May 28, 2019.
Rod J. Rosenstein may turn out to have been the most dangerous man in America—if not that, by the time the dust settles, We the People would have found that, as Deputy Attorney General of the United States, he could either do great good or cause irreparable harm to American Democracy.
No, Rosenstein did not order the wholesale rounding up and interment—on the basis of race—of a particular segment of our society (although incidents of this nature did take place under his watch); there was more subtlety to the way he operated.
Whoever sees Rod J. Rosenstein as a less-biased Republican than, say, William Barr, whom he was working under for a time, is mistaken.
How did Rosenstein succeed in subverting the American “judicial” system during the Special Investigation into the possible collusion between Russia and the Trump campaign—during the 2016 presidential election—and when it came to the subsequent obstruction of justice brought about by the necessity to hide said collusion? He succeeded because, unlike several other of “the president’s men,” Rosenstein knew how to stay away from the spotlight.
While the American media and the public were focused on the collusion problem itself, Rosenstein went in search of the best candidate he could find whose employment could put an end to the collusion rumors assailing the then president.
Rosenstein needed a man who, at least up-to-that-point, had an impeccable record of service to our nation; a man who espoused an idea the fruition of which would ensure that the criminal Rosenstein sought to protect would come out unscathed after the Special Investigation he would be leading had run its pricy course.
Rosenstein chose Robert Mueller to be that special prosecutor.
Rosenstein did not choose Mueller just because of the latter’s standing in our nation (because of his military record and his work as FBI director, or as a lawyer). He chose Mueller in particular because of the latter’s misguided “conviction” that a sitting US president cannot be indicted—regardless of what crime said person may have committed.
By appointing a biased special prosecutor, one who would go on to look at the record with his mind already made up about what he would find—what the result of his investigation would be—Rosenstein, in effect, absolved the president of any wrongdoing even before the investigation into said wrongdoing began.
If some of us Americans had stubbornly held to the hope that the outcome of Mueller’s investigation would, not just shed some light on what had actually happened prior to, during, and in the aftermath of, the 2016 presidential election, but also point fingers at the culprits (if any), all we needed to do was read the first few pages of the final report Mueller sent to his Republican buddies—for he did not even have the decency to make the report available to We The People—who paid for his investigation. Of course, it is understandable that people of Rosenstein’s, Mueller’s, and Barr’s ilk (to prevent the widest dissemination of the findings of the investigation) would hide behind the very laws they seek to subvert).
Early in his report, Mueller asserts something to the fact that, since he (Muller himself) does not think a sitting president should be impeached, he would not even look at any crime the president may have committed!

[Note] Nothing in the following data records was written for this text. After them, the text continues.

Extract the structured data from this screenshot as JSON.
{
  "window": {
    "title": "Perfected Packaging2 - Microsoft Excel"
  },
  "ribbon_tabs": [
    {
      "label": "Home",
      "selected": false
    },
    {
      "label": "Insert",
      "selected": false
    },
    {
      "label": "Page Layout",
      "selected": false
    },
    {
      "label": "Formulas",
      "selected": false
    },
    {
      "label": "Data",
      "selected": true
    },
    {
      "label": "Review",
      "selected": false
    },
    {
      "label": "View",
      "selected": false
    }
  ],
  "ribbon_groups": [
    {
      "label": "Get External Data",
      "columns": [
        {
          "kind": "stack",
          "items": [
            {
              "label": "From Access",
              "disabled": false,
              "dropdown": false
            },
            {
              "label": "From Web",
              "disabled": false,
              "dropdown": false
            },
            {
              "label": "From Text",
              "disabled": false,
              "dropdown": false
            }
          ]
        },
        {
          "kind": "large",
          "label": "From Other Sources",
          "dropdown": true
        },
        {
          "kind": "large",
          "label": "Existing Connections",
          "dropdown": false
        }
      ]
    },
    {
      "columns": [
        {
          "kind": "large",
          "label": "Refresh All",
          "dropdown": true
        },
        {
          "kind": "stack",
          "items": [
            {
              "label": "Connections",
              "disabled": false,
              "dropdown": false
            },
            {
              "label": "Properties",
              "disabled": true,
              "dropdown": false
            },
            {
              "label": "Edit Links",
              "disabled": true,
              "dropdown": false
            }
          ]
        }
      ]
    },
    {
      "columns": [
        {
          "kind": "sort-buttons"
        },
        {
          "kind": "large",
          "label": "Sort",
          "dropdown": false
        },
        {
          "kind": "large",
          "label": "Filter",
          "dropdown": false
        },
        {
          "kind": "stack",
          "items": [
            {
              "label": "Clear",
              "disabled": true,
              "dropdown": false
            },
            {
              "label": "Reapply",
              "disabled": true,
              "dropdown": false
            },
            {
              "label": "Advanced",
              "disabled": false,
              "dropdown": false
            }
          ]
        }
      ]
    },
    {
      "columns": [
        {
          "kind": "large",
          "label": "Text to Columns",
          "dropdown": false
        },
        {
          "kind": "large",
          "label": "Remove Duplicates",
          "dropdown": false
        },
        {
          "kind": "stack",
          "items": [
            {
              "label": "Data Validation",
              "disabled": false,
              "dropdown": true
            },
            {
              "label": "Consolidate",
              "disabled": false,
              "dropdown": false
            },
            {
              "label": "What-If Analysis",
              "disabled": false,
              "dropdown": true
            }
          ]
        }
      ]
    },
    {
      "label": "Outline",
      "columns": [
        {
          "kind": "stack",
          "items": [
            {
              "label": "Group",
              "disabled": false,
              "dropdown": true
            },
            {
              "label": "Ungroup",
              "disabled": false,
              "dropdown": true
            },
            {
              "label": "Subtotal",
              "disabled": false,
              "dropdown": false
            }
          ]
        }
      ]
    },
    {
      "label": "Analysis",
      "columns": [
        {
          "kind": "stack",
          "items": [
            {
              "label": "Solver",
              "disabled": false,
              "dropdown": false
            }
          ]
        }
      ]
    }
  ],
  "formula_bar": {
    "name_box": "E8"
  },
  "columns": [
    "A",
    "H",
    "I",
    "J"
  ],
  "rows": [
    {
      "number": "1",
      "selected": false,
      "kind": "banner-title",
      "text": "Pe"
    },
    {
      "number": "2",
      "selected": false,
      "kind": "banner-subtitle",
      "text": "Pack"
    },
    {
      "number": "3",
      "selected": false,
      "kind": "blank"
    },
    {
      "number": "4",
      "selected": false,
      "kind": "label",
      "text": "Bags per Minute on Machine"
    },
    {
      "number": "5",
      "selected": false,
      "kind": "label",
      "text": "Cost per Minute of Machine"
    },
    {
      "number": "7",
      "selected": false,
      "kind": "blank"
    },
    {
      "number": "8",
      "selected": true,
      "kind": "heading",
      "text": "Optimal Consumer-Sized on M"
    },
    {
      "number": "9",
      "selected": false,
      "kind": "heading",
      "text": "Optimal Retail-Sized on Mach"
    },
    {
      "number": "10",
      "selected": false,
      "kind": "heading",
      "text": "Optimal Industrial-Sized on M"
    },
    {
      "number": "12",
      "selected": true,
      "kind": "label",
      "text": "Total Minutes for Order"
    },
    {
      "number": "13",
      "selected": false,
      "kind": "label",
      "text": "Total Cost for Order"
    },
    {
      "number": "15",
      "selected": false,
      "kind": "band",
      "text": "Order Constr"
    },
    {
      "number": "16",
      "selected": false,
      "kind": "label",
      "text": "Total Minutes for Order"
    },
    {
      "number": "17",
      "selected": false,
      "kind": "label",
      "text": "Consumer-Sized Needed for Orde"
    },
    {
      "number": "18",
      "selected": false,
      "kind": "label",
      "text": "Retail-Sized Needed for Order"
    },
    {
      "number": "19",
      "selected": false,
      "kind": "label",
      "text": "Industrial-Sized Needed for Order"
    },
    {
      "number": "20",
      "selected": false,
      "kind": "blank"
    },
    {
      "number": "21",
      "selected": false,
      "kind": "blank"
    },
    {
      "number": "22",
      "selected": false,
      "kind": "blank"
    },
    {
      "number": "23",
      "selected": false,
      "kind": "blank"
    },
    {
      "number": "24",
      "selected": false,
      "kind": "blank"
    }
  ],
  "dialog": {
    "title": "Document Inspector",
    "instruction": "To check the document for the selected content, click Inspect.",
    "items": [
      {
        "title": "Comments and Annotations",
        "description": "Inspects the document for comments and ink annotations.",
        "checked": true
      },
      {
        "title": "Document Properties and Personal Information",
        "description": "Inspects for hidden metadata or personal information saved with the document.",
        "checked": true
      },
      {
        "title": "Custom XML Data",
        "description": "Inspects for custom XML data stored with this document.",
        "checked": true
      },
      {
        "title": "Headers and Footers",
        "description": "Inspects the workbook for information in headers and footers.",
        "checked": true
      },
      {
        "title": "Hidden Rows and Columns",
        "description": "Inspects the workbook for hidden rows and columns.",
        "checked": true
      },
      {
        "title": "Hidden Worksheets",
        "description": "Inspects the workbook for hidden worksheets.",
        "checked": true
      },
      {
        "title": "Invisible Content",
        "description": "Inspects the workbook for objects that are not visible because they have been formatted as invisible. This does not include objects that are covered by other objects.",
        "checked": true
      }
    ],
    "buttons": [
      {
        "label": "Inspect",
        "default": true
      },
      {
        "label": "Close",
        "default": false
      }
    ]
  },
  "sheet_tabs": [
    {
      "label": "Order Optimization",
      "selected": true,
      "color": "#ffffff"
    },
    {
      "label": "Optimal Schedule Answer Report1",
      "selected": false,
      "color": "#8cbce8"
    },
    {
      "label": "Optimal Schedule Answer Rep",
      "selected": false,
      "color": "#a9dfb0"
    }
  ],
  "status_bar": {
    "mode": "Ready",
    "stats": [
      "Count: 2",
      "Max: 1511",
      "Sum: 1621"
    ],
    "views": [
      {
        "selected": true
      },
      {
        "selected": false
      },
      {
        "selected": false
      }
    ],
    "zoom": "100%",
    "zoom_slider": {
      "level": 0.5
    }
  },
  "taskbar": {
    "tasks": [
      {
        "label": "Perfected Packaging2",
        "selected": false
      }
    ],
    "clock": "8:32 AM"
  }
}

In other words, the American people wasted tens of millions of dollars on an investigation whose conclusion had been predetermined. By appointing Mueller, who he knew would go into the investigation with his mind already made up about what he would, and would not, “find,” Rod J. Rosenstein preemptively determined that the president neither coordinated with the Russians nor obstructed justice to keep said coordination under wraps.
Rosenstein did it all in front of our eyes—so to speak. In numerous occasions, we saw him go into the white house (where—and any reasonable person could arrive at this conclusion—he himself went to coordinate with the president—his ultimate boss).
With the special investigation concluded, Rosenstein then worked behind the scenes with his new, and third, boss (William Barr) to keep the United States Congress—and thereby the American people—in the dark regarding whatever facts Mueller may have unearthed which would have been prejudicial to the president.
Appointing Robert Mueller as head of the Special Investigation was a masterstroke on Rod J. Rosenstein’s part; his cleverest move in his mission to unlawfully exonerate a criminal president while at the same time making the whole process appear beyond reproach.
Now Rosenstein gets to go quietly into the night—his detestable mission accomplished.